Lo status di paese in via di sviluppo della Cina nella Wto nel mirino Usa a Davos

A Washington non è proprio piaciuta l’edizione del 2017 del Wef a Davos tra le nevi dei Grigioni quando il presidente Trump stava per giurare alla Casa Bianca e il presidente cinese Xi Jinping si fece paladino del libero scambio, mentre l’amministrazione americana sosteneva il protezionismo.  Una ferita che ancora fa male nonostante l’anno successivo Trump prese il palconoscenico ma non riuscì a far dimenticare l’ottima performance di Xi Jinping agli occhi del ghota finanziario e industriale mondiale.

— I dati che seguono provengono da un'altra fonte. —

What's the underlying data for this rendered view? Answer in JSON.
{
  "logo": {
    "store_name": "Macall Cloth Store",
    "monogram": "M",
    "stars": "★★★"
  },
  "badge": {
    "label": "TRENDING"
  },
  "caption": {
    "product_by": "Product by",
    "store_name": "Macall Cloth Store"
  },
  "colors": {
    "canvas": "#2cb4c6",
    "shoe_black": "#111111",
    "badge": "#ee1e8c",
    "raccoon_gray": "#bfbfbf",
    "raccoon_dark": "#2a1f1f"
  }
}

Ora Washington, nonostante lo shutdown che terrà a casa il presidente americano, è pronta a lanciare un siluro a Pechino in materia commerciale. Come? Gli Stati Uniti di Donald Trump, come da programma, stanno intensificando il loro pressing istituzionale nel dibattito sulla riforma dell’Organizzazione mondiale del commercio e mettono nel mirino le politiche dell’organismo di Ginevra che consentono alla Cina di beneficiare di regole intese a sostenere le nazioni più povere. In effetti quando la Cina entrò nella Wto era una paese in via di sviluppo, ma oggi è ancora così? Sono in molti a dubitarne.  Washington ha anche minacciato addirittura di uscire dalla Wto se non ci saranno cambiamenti effettivi.

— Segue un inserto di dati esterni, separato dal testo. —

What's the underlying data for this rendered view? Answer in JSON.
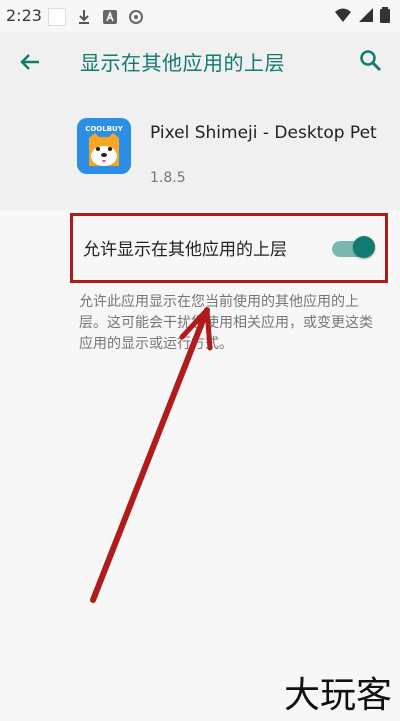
{
  "status_bar": {
    "time": "2:23"
  },
  "app_bar": {
    "title": "显示在其他应用的上层"
  },
  "app_info": {
    "name": "Pixel Shimeji - Desktop Pet",
    "version": "1.8.5",
    "icon_text": "COOLBUY"
  },
  "setting": {
    "label": "允许显示在其他应用的上层",
    "enabled": true
  },
  "description": "允许此应用显示在您当前使用的其他应用的上层。这可能会干扰您使用相关应用，或变更这类应用的显示或运行方式。",
  "watermark": "大玩客",
  "colors": {
    "accent": "#137a6f",
    "highlight_box": "#b01b1b",
    "arrow": "#b01b1b"
  }
}
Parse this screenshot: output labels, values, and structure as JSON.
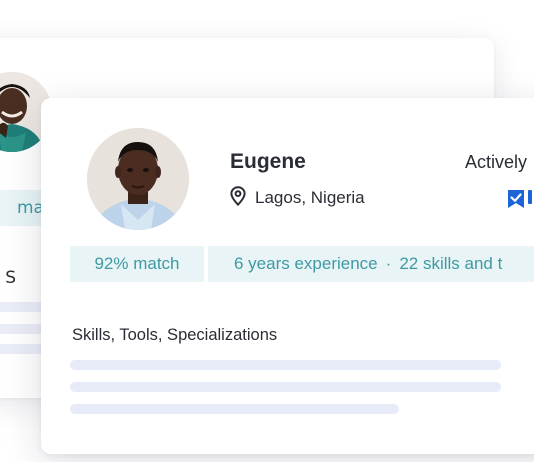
{
  "back_card": {
    "match_text": "matc",
    "skills_text": "ools, S"
  },
  "profile": {
    "name": "Eugene",
    "status": "Actively",
    "location": "Lagos, Nigeria"
  },
  "stats": {
    "match": "92% match",
    "experience": "6 years experience",
    "separator": "·",
    "skills": "22 skills and t"
  },
  "section": {
    "title": "Skills, Tools, Specializations"
  },
  "icons": {
    "location": "map-pin-icon",
    "bookmark": "bookmark-check-icon"
  },
  "colors": {
    "accent_teal": "#3f9aa3",
    "chip_bg": "#e8f4f5",
    "bookmark_blue": "#1c65d8",
    "skeleton_bar": "#e7eaf7"
  }
}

Il 16 gennaio gli Stati Uniti hanno pubblicato un interessante documento che critica in partcicolare i regolamenti della Wto che consentono ad alcuni paesi di rivendicare speciali diritti di “sviluppo” che includono delle esenzioni dalle discipline dell’Wto, come quella secondo cui un paese in via di sviluppo può sovvenzionare i suoi agricoltori. Le dure critiche americane sono contenute in un rapporto che la Bloomberg ha potuto visionare e di cui ha diffuso alcuni estratti. Washington sta facendo pressione damesi affinché Pechino acquisti ad esempio più soia americana per la gioia degli agricoltori a stelle e strisce e della Casa Bianca.

Gli Stati Uniti hanno affermato nel rapporto, che verrà reso pubblico tra le nevi del Wef di Davos, che la politica della Wto che consente un’auto-dichiarazione per  lo status di paese in via sviluppo ha messo la stessa organizazione “sulla strada del fallimento dei negoziati” e “dell’irrilevanza istituzionale”. Parole dure che evidentemente tendono ad aumentare la pressione negoziale verso la Cina e costringerla a concessioni sostanziali. In passato però i cinesi hanno resistito alle pressioni americane facendo chiaramente intendere che i negoziati devono essere win-win, cioè di reciproco interesse e vantaggio.

Il dossier sulla Wto degli Stati Uniti segna l’ultima raffica di proposte degli Stati Uniti per riformare l’organizzazione internazionale del Commercio. Il documento degli Stati Uniti aggiungerà altre proposte nella discussione su come i paesi possano modernizzare e rafforzare le regole della Wto al fine di garantire che possa affrontare in modo efficace le nuove sfide del commerciale post-prima ondata di globalizzazione.

I funzionari degli Stati Uniti hanno in programma di discutere il dossier con le contropari durante la riunione della prossima settimana della Wto che si tiene come ogni anno a margine del World Economic Forum di Davos, in Svizzera. E non sarà una riunione di semplice routine.